A Foreign Office spokesman said: “An HMA Moscow British ambassador Laurie Bristow briefing on 22 March was tweeted in real time by @UKinRussia and amplified by @foreignoffice to explain what happened in Salisbury to as wide an audience as possible.

“One of the tweets was truncated and did not accurately report our ambassador’s words. We have removed this tweet.”

According to an official transcript of the speech, Bristow’s original words were: “The analysts at Porton Down, the Defence Science and Technology Laboratory in the UK, established and made clear that this was a military-grade chemical weapon. One of the novichok series; a nerve agent as I said produced in Russia.”

Corbyn, who faced criticism for his initial, cautious response to the novichok allegations, accused Johnson of exaggerating the evidence that Russia was to blame for the Salisbury poisoning.

The Labour leader, asked on a campaign visit to Watford about the foreign secretary’s remarks, said: “He claimed categorically – and I think he used the words 101% – that it had come from Russia.

“Boris Johnson seems to have completely exceeded the information that he had been given and told the world in categorical terms what he believed had happened. And it’s not backed up by the evidence he claimed to have got from Porton Down in the first place. Boris Johnson needs to answer some questions.

He added that Johnson had been left with “egg on his face” over his interview.
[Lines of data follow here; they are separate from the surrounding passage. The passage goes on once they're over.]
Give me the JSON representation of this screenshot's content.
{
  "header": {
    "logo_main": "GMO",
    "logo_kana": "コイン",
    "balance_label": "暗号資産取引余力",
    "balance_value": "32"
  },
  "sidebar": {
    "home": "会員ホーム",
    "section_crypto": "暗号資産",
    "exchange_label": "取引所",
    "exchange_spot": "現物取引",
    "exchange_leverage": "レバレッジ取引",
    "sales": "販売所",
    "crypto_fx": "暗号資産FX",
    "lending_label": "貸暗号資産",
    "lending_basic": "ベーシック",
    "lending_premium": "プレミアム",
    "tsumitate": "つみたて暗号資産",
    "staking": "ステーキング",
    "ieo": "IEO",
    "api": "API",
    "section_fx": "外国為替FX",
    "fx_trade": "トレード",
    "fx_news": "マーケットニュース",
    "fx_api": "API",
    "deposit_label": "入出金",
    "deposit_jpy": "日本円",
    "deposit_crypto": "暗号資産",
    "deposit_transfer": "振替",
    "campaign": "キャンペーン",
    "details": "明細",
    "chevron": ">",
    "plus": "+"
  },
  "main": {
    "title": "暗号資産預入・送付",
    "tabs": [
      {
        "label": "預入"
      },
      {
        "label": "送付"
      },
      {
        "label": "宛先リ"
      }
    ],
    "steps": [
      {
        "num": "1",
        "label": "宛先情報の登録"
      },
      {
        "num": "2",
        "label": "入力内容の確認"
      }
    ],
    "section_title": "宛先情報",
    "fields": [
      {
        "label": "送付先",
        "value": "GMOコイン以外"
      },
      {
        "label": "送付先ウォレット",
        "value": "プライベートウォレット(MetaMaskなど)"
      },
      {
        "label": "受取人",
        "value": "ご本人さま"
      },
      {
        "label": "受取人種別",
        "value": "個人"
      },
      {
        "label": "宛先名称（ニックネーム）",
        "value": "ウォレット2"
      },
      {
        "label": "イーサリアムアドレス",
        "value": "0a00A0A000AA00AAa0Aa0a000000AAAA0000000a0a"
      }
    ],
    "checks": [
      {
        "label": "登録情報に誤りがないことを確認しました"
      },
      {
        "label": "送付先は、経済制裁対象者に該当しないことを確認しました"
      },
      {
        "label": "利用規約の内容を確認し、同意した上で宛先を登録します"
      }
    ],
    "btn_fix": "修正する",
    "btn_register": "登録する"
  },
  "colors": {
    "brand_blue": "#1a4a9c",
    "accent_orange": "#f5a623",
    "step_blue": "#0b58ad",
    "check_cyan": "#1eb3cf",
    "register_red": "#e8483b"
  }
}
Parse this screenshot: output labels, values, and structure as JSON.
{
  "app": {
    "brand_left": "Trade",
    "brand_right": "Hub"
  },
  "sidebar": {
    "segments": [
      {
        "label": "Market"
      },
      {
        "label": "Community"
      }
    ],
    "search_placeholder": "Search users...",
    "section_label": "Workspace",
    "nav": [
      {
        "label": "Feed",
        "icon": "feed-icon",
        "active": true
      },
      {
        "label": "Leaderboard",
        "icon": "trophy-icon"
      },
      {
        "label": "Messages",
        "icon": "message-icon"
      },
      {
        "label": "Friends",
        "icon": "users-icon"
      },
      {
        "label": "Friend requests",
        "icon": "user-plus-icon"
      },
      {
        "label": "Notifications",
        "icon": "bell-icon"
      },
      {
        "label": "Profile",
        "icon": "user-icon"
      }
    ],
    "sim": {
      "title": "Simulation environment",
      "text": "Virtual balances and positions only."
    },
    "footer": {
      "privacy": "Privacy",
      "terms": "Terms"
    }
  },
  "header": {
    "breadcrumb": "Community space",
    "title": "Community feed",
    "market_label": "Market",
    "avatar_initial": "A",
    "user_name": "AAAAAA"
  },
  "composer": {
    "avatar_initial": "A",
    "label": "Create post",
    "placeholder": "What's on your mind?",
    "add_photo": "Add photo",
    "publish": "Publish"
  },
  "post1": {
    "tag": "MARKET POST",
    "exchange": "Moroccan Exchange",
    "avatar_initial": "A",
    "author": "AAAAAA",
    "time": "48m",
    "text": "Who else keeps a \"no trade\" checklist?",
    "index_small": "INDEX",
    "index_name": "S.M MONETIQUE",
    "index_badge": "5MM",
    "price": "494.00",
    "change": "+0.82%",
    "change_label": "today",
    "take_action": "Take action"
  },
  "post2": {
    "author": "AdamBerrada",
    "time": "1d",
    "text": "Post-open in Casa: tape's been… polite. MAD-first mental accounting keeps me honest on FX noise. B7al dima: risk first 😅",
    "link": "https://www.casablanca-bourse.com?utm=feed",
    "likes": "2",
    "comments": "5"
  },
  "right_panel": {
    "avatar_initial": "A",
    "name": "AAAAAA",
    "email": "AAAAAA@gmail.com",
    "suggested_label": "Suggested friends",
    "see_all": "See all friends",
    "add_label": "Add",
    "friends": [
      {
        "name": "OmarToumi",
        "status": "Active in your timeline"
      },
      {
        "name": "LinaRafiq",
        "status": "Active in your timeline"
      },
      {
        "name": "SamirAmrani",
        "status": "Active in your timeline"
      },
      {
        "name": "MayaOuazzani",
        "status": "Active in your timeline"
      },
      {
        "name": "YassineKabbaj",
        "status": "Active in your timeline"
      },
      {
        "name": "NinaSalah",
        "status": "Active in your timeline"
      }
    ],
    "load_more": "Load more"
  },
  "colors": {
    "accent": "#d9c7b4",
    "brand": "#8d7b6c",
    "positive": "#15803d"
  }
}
However, the European commission said it had never thought that Porton Down had been tasked with identifying the source of the substance used in Salisbury.

The commission spokesman Alexander Winterstein told a Brussels press briefing: “Our understanding is that the role of the experts there was to identify the type of agent that was used, not the source of the agent… They did identify the nerve agent novichok. That is what they have done.”